Kim So Eun menggigit bibirnya. Kim Bum dan Jung So Min masih berjalan beriringan hingga berpisah di ujung koridor. Kim Bum ke kelasnya dan Jung So Min terus ke arah kamar kecil. Tentu membetulkan tataan rambutnya atau menambah bedaknya.

Bel berbunyi tiga kali. Dengan malas Kim So Eun berjalan menuju kelas. Hatinya resah.

Rasa kehilangan membuat hari berjalan lambat dan menjemukan. Adakah Kim Bum merasakannya juga?

***

Suasana kantin kini bukan lagi hal yang asing bagi Kim So Eun. Ya, sejak Kim Bum mengajarnya untuk tidak menutup diri. Untuk membaur agar bisa diterima oleh lingkungan. Untuk tidak memiliki prasangka pada lingkungan.

Ah... Kim Bum, Kim Bum, batin Kim So Eun agak sedih. Dari hari ke hari rasa kehilangan itu bukannya memudar, akan tetapi justru kian melekat. Mengerat lubang yang kian dalam. Lubang kekosongan. Di sudut ini, di meja kayu bercat biru muda inilah biasanya aku dan Kim Bum duduk bersama. Menikmati hotdog, siomay, atau sekadar minum orange jus.

Kini... meja ini bukan lagi tempat yang menjanjikan keceriaan atau persahabatan atau semangat. Meja ini tak lebih dari meja-meja lainnya. Tak ada kesan.

Kim So Eun menatap gelas orange jus agak lama. Sang gelas pun lantas bergerak mendekat seolah tahu bahwa Kim So Eun sedang haus tapi malas bergerak meraihnya. Kekuatan formula itu masih ada, pikir Kim So Eun. Tapi itu tak lagi berarti.

"Aduh... Kim Bum... sakit," terdengar pekik suara genit di sela ketawa-ketiwi dua insan.

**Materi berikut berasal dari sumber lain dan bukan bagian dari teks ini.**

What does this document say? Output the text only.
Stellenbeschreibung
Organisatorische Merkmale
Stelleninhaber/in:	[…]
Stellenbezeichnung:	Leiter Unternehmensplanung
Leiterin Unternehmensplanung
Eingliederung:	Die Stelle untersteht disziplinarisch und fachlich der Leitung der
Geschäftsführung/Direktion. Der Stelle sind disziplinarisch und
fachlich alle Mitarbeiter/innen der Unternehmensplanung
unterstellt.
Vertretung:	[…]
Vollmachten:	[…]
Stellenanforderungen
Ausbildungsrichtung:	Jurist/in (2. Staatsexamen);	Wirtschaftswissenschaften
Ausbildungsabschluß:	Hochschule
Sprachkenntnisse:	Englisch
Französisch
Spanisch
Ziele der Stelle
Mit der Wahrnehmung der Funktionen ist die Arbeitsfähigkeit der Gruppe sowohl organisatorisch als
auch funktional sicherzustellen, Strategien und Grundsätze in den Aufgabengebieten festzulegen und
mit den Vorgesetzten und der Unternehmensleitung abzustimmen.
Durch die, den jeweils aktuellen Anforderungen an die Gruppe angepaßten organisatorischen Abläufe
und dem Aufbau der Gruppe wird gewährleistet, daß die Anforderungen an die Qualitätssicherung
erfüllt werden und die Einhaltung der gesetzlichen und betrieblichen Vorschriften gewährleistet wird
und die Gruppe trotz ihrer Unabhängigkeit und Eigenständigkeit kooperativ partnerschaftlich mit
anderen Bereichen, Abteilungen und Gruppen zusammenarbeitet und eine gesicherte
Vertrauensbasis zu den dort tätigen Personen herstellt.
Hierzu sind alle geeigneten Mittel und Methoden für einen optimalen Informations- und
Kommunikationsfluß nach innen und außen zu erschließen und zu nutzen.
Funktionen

Kim So Eun mendengus membuang muka melihat Jung So Min dan Kim Bum melintas di hadapannya. Kim Bum pun seolah tak mengacuhkannya. Terus saja melanjutkan acara canda rianya dengan Jung So Min. Menarik-narik kuncir kuda gadis centil itu. Cuih...

"Memangnya aku kuda... ditarik-tarik begitu. Sudah ah...!!" rengek Jung So Min.

"Yiihhaa!" teriak Kim Bum konyol sambil bergaya ala cowboy Texas yang mengendalikan kudanya.

"Kim Bum..."

"Kadang-kadang kau seperti kuda juga, Jung So Min, kalau kebanyakan nyengir.... Nyengir kuda seperti itu," goda Kim Bum lagi seraya mengerling ke arah Kim So Eun.

Di saat yang sama, ternyata Kim So Eun juga sedang mencuri pandang ke arah mereka berdua. Tatapan mata mereka bersirobok, berbenturan sesaat. Satu detik, dua, tiga, lima, sepuluh...

Kim So Eun segera menundukkan kepalanya dengan rasa jengah. Kim Bum pun mengambil sikap sama, mengalihkan matanya pada Jung So Min kembali. Tak ada yang tahu, kejadian itu begitu singkat, tapi cukup mengobati rindu yang tersirat dalam bola mata masing-masing.

Kata orang mata adalah jendela jiwa. Sayang belum ada kamus khusus tentang mata. Jika ada, tentu Kim Bum mengetahui betapa Kim So Eun sangat merindukan kebersamaan seperti dulu lagi. Dan sebaliknya Kim So Eun pun dapat mengerti bahwa hati Kim Bum masih tertinggal padanya, bukan beralih pada Jung So Min seperti kelihatannya.

"Kim Bum, kita duduk bersama Kim So Eun saja ya," ajak Jung So Min setengah berbisik.

"Pasti seru, dia sedang melamun, kita kagetkan dari belakang," usul Jung So Min nakal.

Kim Bum menggeleng.

"Ahh... ayo..."

Melihat Kim Bum tak bereaksi. Jung So Min dengan gayanya melenggang menghampiri Kim So Eun dari arah belakang. Mengendap-endap, bersiap mengageti. Dan...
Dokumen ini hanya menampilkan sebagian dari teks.